The first is organic. By their nature, modeling tools produce top-down models to outline the information in an IS. However accurate it may be, a model remains a model: a simplified representation of reality.
They are very useful communication tools in a variety of domains, but they are not an exact reflection of the day-to-day operational reality which, for me, is crucial to keeping the promises of a Data Catalog (enabling teams to find data, understanding and knowing how to use the datasets).
The second flaw?: It is not user -friendly.
A modeling tool is complex and handles an important number of abstract concepts which require an important learning curve. It’s a tool for experts.
We could consider improving user friendliness of course to open it up to a wider audience. But the built-in complexity of the information won’t go away.
Understanding the information provided by these tools requires a solid understanding of modeling principles (object classes, logical levels, nomenclatures, etc). It is quite a challenge for data teams and a challenge that seems difficult to justify from an operational perspective.
The truth is, modeling tools that have been turned into Data Catalogs are faced with important adoption issues with the teams (they have to make huge efforts to learn how to use the tool, only to not find wha t they are looking for).

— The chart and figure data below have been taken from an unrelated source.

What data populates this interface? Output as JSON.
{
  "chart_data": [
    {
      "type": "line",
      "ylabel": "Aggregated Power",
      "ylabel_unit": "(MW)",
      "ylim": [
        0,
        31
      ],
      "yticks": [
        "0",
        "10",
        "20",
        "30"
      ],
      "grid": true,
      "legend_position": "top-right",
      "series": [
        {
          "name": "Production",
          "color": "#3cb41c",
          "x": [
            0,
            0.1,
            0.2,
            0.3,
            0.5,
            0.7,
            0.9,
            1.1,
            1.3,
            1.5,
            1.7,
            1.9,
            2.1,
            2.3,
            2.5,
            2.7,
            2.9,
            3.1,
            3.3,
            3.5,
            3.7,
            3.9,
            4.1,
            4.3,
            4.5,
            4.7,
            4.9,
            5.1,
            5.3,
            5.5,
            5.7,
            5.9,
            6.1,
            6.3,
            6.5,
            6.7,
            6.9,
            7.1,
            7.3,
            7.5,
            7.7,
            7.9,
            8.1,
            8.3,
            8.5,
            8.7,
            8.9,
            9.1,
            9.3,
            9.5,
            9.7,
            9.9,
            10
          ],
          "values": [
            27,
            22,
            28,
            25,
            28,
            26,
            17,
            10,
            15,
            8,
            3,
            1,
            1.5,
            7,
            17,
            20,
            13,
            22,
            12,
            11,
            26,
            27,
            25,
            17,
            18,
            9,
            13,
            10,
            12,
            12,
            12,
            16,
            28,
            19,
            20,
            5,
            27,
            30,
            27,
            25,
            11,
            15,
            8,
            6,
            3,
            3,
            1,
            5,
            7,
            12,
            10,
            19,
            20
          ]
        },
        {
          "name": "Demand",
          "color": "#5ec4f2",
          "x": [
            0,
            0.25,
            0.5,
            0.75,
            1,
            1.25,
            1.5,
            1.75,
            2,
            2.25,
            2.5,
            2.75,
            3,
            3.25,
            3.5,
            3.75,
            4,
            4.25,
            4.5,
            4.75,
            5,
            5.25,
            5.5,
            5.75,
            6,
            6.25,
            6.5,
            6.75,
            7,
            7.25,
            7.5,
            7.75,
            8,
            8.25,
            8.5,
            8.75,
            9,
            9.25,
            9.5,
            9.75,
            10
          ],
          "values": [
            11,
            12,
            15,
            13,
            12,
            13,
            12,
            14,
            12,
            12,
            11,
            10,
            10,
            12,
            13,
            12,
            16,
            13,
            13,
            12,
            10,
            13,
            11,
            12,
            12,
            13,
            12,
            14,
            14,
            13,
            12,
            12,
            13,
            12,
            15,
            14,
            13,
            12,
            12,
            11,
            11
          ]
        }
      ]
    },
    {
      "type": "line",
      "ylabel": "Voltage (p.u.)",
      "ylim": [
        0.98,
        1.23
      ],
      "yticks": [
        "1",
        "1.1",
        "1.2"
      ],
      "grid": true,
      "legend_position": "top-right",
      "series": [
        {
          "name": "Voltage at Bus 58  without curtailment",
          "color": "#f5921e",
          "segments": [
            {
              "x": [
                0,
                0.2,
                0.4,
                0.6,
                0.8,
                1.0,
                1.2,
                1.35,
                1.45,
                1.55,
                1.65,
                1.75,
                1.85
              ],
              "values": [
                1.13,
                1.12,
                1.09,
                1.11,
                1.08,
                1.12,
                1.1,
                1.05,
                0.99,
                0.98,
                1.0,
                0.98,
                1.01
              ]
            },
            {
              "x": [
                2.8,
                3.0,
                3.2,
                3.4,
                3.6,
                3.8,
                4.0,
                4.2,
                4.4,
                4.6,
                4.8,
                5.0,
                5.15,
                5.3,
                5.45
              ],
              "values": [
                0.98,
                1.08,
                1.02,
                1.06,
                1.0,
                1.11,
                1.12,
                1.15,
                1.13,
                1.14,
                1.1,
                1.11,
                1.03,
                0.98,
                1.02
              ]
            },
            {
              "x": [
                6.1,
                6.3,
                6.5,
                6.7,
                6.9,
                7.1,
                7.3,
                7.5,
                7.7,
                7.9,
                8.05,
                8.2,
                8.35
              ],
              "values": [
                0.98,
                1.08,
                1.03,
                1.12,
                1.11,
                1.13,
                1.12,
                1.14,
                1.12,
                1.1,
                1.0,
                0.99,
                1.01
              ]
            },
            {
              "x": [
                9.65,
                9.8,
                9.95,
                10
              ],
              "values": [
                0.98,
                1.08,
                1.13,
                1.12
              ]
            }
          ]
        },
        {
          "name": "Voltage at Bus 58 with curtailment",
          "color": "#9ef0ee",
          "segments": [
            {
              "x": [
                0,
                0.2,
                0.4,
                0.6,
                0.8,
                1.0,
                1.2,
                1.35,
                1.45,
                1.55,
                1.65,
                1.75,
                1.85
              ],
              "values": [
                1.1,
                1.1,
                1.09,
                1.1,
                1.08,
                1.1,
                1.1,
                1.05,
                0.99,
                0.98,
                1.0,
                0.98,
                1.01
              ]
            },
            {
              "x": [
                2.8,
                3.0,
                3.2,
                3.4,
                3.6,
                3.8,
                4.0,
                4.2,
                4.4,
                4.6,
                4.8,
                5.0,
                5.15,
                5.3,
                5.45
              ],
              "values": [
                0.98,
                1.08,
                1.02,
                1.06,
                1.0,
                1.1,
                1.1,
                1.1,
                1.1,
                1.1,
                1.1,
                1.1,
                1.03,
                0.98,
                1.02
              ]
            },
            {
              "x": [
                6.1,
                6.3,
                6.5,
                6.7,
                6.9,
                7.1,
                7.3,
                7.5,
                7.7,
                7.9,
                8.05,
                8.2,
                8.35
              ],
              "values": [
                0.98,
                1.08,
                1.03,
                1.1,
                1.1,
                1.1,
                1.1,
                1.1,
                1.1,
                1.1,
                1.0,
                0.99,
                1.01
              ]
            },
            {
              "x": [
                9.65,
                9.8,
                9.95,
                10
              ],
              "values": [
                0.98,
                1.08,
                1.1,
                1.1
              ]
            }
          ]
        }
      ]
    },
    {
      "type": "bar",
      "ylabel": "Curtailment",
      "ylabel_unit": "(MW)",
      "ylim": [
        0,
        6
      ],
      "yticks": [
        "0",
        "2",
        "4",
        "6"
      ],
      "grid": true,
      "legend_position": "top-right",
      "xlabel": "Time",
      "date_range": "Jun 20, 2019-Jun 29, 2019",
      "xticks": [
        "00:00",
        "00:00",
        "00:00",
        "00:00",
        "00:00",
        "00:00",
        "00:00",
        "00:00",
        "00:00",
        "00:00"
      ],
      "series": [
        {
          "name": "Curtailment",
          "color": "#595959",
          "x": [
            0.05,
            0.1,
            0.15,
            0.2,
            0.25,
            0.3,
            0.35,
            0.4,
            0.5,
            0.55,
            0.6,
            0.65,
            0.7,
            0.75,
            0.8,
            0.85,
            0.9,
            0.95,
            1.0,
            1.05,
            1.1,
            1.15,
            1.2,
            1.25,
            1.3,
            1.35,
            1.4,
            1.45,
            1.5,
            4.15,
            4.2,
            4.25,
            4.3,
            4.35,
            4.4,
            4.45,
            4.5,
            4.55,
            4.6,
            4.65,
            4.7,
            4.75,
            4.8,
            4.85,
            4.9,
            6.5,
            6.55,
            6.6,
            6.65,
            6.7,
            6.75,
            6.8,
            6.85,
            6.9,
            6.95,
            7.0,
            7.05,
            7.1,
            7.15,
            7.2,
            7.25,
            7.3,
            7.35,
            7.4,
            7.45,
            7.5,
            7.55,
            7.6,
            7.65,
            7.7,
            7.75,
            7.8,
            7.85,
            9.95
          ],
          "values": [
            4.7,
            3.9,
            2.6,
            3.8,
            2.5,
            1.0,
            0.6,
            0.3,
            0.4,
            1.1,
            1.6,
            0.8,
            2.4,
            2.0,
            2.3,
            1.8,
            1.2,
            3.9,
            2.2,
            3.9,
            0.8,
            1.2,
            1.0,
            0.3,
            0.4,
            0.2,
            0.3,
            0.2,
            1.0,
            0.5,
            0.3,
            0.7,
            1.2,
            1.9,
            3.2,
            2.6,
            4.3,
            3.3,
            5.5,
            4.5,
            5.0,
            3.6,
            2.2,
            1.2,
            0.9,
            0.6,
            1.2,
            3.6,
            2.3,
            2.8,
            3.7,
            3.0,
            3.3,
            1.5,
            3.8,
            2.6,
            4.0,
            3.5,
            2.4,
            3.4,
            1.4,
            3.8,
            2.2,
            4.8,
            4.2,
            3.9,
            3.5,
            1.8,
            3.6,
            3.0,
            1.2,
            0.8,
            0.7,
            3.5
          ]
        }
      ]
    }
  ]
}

A prospective client recently presented us with a metamodel they had built and asked us whether it was possible to implement it in Zeenea. Derived from their business models, the metamodel had several dozen classes of objects and thousands of attributes. To their question, the official answer was yes (the Zeenea metamodel is very flexible). But instead, we tried to dissuade them from taking that path: A metamodel that sophisticated ran the risk, in our opinion, of losing the end users, and turning the Data Catalog project into a failure…
Should we therefore abandon business models when putting a Data Catalog in place? Absolutely not.
It must, however, be remembered that business models are there to handle some issues, and the Data Catalog other issues. Some information contained within the models help structure the catalog and enrich its content in a very useful way (for instance responsibilities, classifications, and of course business glossaries).
The best approach is therefore, in our view, to conceive the catalog metamodel by focusing exclusively on the added value to the data teams (always with the same underlying question: does this information help find, localize, understand, and correctly use the data?), and then integrating the modeling tool and the Data Catalog in order to automate the supply of certain elements of the metamodel already present in the business model.
As useful and complete as they may be, business models are still just models: they are an imperfect reflection of the operational reality of the systems and therefore they struggle to provide a useful Data Catalog.
Modeling tools, as well as business models, are too complex and too abstract to be adopted by data teams. Our recommendation is that you define the metamodel of your catalog with a view to answering the questions of the data teams and supply some aspects of the metamodel with the business model.